The plot centres on the discovery of the remains of a missing girl on an archaeological site in Norfolk — a hangover from a previous unsolved case — and on a series of notes to the investigating team in the style of a previous character who’s now dead. I found myself more than a little confused by the references to what seems to be an earlier book in the series, which is probably what you expect if you come in quite late rather than beginning with book one, but I have a lurking fear that I may have missed a few things as I wasn’t entirely sure of the ins and outs of the previous investigation. 

Griffiths also has a lot of characters and several points of view and it took me a while to keep track of who was who and why they were there, especially given that several of the relationships were extremely complicated with partners and ex-partners, sibling and half-siblings and so on. There’s a short section at the back with mini-biographies of some of the characters and I would have found that really helpful up front (preferably with a few more characters included). 

All of the cast of characters were believable too, though I found Ruth and Nelson’s on-off romance (he’s married with a new baby) a little irritating. In fairness, I suspect that’s also my problem rather than the author’s, because coming in late to the series means I’ve missed a lot of the character development and the back story.

It’s a beautifully written book — at times introspective but I liked that — and its evocation of the landscape of North Norfolk is compelling. These two were the book’s great strengths for me, and I felt transported to the bleak coastal landscape. And although it wasn’t always pacy, the suspense at the end when a baby went missing left me on the edge of my seat.

My gut reaction was that this wasn’t an easy book to read. Is that really a problem? I don’t think so at all — I like a book that rewards effort and this one certainly did. It’s so well done that I would certainly persevere with future books and go back to catch up on earlier ones in the series.

Thanks to Netgalley and Quercus Books for an advance copy of this book in return for an honest review.

Friday, 15 February 2019

In the Night Wood by Dale Bailey: Book Review


I approached Dale Bailey’s gothic thriller, In the Night Wood, much as the protagonist, Charles, approaches the wood of the title — with curiosity and a little apprehension.
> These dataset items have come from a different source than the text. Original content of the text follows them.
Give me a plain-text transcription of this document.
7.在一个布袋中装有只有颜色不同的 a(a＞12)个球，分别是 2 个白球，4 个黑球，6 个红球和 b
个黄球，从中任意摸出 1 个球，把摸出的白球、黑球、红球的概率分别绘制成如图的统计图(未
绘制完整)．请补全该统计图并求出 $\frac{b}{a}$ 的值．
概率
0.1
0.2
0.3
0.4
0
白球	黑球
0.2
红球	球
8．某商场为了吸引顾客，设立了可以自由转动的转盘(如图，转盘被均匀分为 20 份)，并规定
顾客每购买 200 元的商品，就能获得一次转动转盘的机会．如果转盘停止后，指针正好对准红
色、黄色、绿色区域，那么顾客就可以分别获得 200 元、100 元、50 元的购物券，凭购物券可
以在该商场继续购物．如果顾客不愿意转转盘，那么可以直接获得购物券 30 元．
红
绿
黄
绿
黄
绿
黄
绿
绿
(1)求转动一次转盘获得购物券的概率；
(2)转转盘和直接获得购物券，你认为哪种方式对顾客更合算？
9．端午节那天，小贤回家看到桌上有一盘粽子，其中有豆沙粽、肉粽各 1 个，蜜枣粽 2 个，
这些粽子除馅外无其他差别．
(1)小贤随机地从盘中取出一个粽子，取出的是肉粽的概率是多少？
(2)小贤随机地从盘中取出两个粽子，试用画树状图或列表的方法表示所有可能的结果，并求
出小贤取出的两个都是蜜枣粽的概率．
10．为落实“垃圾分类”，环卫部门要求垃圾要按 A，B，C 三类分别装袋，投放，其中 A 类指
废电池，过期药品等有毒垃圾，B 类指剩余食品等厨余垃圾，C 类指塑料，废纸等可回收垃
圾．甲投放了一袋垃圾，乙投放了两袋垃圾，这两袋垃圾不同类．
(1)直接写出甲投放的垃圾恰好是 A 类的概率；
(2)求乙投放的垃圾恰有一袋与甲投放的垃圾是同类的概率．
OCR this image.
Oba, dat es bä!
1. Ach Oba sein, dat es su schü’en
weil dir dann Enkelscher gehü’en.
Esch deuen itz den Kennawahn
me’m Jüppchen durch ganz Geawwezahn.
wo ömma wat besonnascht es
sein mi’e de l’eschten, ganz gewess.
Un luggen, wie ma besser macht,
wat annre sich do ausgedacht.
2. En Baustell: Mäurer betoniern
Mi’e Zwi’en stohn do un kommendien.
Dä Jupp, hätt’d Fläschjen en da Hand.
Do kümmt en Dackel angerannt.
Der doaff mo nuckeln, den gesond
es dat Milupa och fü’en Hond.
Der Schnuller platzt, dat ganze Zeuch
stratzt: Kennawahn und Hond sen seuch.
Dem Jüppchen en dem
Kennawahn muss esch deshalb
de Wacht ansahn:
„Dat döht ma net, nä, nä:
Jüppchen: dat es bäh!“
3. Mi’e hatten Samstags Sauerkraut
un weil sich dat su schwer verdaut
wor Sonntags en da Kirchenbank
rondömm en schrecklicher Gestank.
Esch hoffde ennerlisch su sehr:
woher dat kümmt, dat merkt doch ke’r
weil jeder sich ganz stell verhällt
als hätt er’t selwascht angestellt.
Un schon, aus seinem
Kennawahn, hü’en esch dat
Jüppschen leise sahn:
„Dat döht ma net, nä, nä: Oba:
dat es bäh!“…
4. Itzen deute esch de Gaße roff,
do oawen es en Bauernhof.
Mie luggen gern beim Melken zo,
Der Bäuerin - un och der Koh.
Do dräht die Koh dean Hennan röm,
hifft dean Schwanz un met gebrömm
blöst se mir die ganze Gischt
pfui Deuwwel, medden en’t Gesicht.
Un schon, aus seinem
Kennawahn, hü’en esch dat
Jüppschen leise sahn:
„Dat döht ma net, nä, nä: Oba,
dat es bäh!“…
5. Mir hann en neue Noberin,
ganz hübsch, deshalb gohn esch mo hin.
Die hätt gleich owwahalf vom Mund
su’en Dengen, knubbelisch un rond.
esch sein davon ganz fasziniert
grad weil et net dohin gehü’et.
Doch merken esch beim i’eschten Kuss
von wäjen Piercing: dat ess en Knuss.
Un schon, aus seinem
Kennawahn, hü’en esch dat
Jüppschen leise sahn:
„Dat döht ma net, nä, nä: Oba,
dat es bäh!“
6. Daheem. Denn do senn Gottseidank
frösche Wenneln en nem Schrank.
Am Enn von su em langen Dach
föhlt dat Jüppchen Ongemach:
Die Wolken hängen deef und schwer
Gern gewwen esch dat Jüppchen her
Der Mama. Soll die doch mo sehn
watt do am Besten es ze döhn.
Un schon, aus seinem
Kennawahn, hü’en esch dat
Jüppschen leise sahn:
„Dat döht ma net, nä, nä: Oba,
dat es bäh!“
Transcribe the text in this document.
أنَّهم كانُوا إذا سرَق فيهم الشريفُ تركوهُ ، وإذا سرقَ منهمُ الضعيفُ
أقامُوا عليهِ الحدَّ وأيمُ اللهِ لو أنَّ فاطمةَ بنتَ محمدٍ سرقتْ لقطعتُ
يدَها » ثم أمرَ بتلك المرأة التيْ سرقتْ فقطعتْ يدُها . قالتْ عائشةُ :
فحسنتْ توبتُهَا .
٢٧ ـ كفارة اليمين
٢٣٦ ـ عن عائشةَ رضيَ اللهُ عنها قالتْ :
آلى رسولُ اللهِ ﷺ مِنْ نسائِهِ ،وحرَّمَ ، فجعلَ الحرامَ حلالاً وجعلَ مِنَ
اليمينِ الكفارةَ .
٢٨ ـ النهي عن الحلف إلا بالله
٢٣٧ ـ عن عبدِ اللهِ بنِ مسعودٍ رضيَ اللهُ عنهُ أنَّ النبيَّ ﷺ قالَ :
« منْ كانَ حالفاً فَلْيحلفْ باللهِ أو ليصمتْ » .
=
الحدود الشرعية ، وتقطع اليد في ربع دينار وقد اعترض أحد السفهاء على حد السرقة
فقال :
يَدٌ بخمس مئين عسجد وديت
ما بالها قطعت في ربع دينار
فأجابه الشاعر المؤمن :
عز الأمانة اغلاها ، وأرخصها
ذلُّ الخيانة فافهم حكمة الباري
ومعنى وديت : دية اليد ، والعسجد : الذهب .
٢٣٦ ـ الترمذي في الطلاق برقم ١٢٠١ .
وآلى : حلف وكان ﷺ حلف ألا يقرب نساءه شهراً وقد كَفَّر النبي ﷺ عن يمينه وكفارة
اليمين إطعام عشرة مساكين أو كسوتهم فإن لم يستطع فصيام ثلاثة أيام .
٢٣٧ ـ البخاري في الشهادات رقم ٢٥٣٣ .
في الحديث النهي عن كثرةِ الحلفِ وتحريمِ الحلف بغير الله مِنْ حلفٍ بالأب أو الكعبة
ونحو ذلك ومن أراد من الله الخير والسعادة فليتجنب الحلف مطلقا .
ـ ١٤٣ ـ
I’m not normally a reader of gothic fiction but the book appealed and I was ready to take a punt so, like Charles, I stepped off my usual path. 

Unlike Charles I didn’t get lost, and nor was I disappointed. Charles is an American academic with an uncomfortable professional past, a tragic personal life and a guilty secret. He’s also obsessed with a peculiar literary piece from the past, a strange gothic fantasy, and his wife Erin happens to be the last surviving descendant of the author, Caedmon Hollow. When Erin inherits Hollow’s fantastical house and forbidding secret wood, it seems the perfect place to escape the loss of their daughter and the difficulties in their marriage. But of course it isn’t. 

It’s a beautifully-written book, with the descriptions of the tortured wood startling in their intensity. I enjoyed and believed in the characterisation, especially of Charles and Erin, though I couldn’t pretend to like either of them. I could feel for them, though, as they drift apart, tortured by guilt, he driven by his obsession with Caedmon Hollow and she increasingly dependent upon drink and opiates to get through the day. 

In places it slows down, but as they become draw into the strange complications of a past and a present life, the pace picks up as the race is on to save a child’s life and prevent history repeating itself yet again as tragedy. And because it’s gothic, and because it’s a fantasy, and because in places it’s totally weird, it kept me guessing to the very end. That’s a weakness as well as a strength because although the main part of the plot was concluded, I was left without an answer to what felt, to me, like the central theme in the book — Charles and Erin’s relationship. 

Early on the book is heavy with the phrase “once upon a time” and the emphasis on life as a story. But once upon a time implies an ending that tells us, at the very least, whether or not they lived happily ever after. This genre, of course, doesn’t require that, and Dale Bailey acknowledges it in so many words (“maybe if there weren’t really any happily ever afters to our once upon a times…”). But nevertheless I felt that the story was left incomplete. 

That apart, it was a fascinating, if dark, read and I thoroughly enjoyed it. 

Thanks to HarperCollins and Netgalley for an advance copy of In The Night Wood in return for an honest review.